Interrogée par le quotidien britannique The Guardian, Helen Bonser-Wilton, directrice du fonds The Mary Rose Trust, s’est enthousiasmée de cette nouvelle présentation des restes du navire d’Henry VIII : « Je crois que les gens ne réalisent pas à quel point le bateau était énorme. Cela fait des années que nous travaillons sur lui, l’asséchant, l’aspergeant de protections chimiques… Depuis le roi Henry lui-même, personne n’a encore jamais vu le Mary Rose de la façon dont on peut l’admirer aujourd’hui, au plus près. On pourrait presque respirer le même air que les anciens passagers de ce navire de guerre ».

Lors de l’inauguration de la nouvelle présentation du navire, en début de semaine, les visiteurs furent visiblement émus de redécouvrir les restes de cet impressionnant bateau sur lequel moururent près de quatre cents hommes lors d’une énième guerre entre deux des plus grandes puissances européennes de l’époque : la France et l’Angleterre. Les salles d’exposition sont volontairement maintenues dans une obscurité partielle, de sorte à préserver au mieux la carcasse du bateau, mais également pour plonger les visiteurs dans une ambiance mystérieuse et impressionnante.
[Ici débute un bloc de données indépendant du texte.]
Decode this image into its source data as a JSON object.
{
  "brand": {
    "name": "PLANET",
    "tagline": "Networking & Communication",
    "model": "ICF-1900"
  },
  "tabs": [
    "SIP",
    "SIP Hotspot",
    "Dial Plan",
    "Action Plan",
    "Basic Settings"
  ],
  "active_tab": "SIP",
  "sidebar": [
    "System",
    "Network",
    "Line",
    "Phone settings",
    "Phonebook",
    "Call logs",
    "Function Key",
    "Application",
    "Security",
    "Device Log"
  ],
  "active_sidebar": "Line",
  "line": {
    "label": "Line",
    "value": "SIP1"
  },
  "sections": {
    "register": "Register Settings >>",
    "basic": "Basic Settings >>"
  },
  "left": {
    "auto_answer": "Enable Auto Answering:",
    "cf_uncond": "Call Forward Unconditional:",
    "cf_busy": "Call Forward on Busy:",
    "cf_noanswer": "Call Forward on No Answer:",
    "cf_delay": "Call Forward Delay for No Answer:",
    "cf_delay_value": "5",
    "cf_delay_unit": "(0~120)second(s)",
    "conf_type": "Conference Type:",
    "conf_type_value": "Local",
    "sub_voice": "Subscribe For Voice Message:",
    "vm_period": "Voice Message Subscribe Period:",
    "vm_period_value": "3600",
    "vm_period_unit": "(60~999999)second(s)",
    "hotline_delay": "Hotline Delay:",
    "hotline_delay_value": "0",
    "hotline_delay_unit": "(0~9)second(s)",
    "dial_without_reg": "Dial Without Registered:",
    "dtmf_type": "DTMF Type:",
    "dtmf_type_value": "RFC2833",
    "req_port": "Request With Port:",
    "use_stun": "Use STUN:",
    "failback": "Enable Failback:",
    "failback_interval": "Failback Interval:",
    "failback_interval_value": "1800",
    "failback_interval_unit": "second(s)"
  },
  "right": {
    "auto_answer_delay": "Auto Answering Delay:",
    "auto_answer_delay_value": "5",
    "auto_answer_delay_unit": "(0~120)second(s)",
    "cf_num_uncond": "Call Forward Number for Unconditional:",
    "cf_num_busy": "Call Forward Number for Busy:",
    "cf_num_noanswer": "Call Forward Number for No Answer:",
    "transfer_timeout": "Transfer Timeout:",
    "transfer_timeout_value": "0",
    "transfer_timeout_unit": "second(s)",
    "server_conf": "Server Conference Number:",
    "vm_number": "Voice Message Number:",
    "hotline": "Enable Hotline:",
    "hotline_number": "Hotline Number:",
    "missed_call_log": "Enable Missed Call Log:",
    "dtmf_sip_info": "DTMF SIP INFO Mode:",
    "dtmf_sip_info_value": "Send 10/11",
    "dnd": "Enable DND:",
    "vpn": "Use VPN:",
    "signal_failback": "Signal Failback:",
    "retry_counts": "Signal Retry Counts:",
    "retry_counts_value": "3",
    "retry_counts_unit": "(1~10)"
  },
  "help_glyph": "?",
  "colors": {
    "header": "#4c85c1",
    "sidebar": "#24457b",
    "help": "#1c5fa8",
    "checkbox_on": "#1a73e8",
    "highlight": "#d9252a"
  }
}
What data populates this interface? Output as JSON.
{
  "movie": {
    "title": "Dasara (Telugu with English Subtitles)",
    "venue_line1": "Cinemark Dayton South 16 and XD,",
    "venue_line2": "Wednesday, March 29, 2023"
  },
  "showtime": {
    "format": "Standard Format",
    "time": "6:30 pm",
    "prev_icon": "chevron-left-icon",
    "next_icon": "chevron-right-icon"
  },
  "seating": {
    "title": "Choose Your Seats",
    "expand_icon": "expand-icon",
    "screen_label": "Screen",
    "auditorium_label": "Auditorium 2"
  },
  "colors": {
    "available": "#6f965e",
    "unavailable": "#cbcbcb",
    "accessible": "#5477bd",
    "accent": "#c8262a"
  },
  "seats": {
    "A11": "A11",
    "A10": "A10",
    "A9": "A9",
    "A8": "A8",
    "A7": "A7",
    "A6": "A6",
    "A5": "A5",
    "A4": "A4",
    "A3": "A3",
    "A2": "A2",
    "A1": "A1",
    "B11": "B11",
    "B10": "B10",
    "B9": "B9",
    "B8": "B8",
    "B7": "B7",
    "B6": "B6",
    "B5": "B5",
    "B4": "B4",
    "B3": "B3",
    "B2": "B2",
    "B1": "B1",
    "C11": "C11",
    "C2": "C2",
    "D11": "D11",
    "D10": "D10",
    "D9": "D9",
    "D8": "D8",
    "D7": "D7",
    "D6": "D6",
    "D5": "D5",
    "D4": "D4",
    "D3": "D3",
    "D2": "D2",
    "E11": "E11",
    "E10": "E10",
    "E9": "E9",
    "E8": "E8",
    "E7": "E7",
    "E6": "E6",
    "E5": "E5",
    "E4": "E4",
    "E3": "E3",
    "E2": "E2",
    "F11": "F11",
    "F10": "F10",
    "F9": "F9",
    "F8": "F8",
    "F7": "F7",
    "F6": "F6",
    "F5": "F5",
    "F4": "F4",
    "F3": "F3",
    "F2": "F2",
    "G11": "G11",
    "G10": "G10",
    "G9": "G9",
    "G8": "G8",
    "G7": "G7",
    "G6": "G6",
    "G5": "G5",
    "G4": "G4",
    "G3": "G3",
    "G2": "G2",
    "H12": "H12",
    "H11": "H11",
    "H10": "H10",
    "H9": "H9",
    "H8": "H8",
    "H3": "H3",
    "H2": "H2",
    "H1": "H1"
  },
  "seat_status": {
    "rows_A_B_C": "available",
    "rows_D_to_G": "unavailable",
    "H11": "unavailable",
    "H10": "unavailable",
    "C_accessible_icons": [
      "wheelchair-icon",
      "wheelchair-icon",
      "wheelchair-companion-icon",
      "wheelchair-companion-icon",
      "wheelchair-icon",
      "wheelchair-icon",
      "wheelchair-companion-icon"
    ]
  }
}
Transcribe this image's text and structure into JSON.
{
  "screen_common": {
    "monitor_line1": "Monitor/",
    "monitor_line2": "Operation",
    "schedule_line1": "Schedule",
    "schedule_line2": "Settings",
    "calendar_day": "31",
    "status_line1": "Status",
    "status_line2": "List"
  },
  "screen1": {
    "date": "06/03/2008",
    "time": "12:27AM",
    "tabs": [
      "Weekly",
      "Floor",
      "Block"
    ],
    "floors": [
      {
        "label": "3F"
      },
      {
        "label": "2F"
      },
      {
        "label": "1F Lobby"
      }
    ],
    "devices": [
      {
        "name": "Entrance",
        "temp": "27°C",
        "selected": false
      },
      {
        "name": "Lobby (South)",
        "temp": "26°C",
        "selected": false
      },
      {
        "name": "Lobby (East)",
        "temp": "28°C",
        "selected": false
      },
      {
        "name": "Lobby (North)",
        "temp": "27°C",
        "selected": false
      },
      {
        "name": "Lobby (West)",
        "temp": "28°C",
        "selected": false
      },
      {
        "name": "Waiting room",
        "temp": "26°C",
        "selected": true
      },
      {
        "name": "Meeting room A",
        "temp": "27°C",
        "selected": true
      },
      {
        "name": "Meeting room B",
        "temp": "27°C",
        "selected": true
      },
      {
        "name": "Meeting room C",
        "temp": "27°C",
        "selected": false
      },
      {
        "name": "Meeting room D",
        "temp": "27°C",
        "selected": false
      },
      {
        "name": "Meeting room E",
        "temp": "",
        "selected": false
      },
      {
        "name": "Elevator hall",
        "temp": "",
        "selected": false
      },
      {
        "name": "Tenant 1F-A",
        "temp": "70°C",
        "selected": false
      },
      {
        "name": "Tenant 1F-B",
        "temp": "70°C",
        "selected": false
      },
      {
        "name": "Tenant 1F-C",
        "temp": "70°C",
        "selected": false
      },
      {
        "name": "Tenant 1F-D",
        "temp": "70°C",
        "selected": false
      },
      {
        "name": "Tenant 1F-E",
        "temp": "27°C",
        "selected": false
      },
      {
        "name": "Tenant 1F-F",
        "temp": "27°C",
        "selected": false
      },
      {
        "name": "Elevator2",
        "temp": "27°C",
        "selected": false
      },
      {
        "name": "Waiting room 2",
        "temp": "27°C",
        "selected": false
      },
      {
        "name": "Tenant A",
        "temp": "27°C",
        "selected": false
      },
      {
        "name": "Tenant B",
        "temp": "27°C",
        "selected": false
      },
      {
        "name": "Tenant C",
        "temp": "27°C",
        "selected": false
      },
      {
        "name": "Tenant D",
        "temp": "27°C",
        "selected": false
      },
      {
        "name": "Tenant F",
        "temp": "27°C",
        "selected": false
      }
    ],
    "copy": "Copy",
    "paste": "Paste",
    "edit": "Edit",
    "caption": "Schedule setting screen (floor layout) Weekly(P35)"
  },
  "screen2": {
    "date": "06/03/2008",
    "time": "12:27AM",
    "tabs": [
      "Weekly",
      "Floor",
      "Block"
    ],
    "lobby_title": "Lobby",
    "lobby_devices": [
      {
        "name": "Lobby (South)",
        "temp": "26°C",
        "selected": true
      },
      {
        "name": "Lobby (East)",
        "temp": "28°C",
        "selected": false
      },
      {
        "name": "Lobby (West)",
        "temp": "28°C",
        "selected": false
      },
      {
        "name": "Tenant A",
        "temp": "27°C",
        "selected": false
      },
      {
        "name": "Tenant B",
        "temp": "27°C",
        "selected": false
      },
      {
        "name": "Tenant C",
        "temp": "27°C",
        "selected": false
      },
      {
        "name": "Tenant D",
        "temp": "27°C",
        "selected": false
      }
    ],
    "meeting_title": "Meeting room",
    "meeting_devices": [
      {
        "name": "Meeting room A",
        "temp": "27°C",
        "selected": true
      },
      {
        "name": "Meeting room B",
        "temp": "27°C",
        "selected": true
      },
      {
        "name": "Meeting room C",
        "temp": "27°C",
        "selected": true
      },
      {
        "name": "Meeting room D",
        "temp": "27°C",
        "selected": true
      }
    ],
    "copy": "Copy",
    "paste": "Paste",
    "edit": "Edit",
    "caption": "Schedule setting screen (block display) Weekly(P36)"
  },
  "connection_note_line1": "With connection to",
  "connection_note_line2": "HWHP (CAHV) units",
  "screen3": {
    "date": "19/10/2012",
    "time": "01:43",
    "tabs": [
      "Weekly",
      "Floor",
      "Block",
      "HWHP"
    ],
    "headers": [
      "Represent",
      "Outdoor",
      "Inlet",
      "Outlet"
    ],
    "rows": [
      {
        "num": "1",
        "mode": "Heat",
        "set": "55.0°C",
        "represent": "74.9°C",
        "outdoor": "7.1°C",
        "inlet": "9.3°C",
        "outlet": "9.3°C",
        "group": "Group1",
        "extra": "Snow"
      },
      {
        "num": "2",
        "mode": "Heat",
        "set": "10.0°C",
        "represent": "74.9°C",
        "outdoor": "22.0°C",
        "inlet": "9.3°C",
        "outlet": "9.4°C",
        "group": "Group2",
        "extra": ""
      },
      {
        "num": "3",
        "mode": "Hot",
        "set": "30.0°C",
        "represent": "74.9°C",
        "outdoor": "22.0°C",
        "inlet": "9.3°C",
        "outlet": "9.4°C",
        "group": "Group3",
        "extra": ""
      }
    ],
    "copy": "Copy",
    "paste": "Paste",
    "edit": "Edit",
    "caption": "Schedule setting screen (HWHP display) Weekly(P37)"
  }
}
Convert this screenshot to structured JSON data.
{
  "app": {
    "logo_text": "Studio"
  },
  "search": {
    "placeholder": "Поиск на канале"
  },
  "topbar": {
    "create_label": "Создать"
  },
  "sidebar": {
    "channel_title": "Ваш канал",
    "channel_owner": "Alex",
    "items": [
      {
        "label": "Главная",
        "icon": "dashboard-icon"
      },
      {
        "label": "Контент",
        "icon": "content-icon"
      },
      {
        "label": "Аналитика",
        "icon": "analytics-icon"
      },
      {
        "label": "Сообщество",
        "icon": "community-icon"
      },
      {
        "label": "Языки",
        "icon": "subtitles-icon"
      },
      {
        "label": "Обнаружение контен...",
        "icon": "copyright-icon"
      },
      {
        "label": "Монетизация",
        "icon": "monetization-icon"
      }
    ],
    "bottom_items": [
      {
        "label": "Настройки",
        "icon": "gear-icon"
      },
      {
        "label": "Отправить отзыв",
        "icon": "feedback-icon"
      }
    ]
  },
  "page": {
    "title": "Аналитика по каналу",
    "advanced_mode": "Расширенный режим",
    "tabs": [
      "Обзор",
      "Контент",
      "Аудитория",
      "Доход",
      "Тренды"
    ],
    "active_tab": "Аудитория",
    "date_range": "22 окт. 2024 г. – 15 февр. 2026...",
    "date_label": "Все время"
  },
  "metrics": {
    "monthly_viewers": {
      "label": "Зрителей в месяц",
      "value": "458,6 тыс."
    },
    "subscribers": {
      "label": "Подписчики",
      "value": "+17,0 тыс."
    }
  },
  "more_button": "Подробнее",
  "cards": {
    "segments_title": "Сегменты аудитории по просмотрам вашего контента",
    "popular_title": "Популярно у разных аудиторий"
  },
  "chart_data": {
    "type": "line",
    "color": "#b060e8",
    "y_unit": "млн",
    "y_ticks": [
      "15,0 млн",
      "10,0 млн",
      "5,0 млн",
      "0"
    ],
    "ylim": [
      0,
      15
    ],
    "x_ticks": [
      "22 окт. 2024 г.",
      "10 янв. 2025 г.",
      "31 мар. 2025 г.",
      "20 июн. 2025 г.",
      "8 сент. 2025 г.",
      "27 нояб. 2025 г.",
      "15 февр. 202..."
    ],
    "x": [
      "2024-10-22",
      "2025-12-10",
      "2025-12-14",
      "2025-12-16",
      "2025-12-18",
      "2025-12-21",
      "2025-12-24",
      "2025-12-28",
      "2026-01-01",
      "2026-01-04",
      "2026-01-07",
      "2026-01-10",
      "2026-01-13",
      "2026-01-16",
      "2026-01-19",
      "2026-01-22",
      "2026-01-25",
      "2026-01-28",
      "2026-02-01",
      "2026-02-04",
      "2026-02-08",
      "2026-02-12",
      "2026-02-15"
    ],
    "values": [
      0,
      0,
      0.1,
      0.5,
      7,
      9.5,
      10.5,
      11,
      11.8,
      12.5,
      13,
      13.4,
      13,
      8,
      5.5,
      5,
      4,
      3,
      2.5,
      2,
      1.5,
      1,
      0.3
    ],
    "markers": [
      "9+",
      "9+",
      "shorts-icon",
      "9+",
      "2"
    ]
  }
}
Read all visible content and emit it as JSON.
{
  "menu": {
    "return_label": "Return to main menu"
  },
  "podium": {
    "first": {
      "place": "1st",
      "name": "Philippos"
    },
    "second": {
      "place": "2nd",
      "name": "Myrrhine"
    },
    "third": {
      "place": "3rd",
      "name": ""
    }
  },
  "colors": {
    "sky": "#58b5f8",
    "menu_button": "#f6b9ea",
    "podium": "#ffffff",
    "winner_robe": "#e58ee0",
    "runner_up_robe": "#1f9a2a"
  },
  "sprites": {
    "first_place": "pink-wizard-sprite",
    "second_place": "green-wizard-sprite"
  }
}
The Mary Rose Museum Opens Nine New Viewing Galleries

L’épave du Mary Rose exposée © Olivia Harris- Getty Images

Une découverte unique

Quant à la scénographie, elle a été agrémentée de petits films reconstituant la vie de l’équipage du Mary Rose. L’ambiance visuelle et sonore a également été renforcée pour donner le sentiment aux curieux qu’ils se trouvent véritablement à bord d’un bateau du XVIe siècle. Dans d’autres salles, de vastes vitrines présentent également sous des lumières tamisées le nombre impressionnant d’objets retrouvés dans l’épave (mobilier, vaisselle, vêtements…)

À l’intérieur de l’exposition, la température et le taux d’humidités sont étroitement surveillés, à tel point que chaque visiteur doit d’abord passer par un sas avant de découvrir le bateau. Plus d’accessibilité pour le public donc, mais pas dans n’importe quelles conditions. Il est nécessaire de préserver au mieux l’épave pour faire en sorte qu’elle soit visible le plus longtemps possible.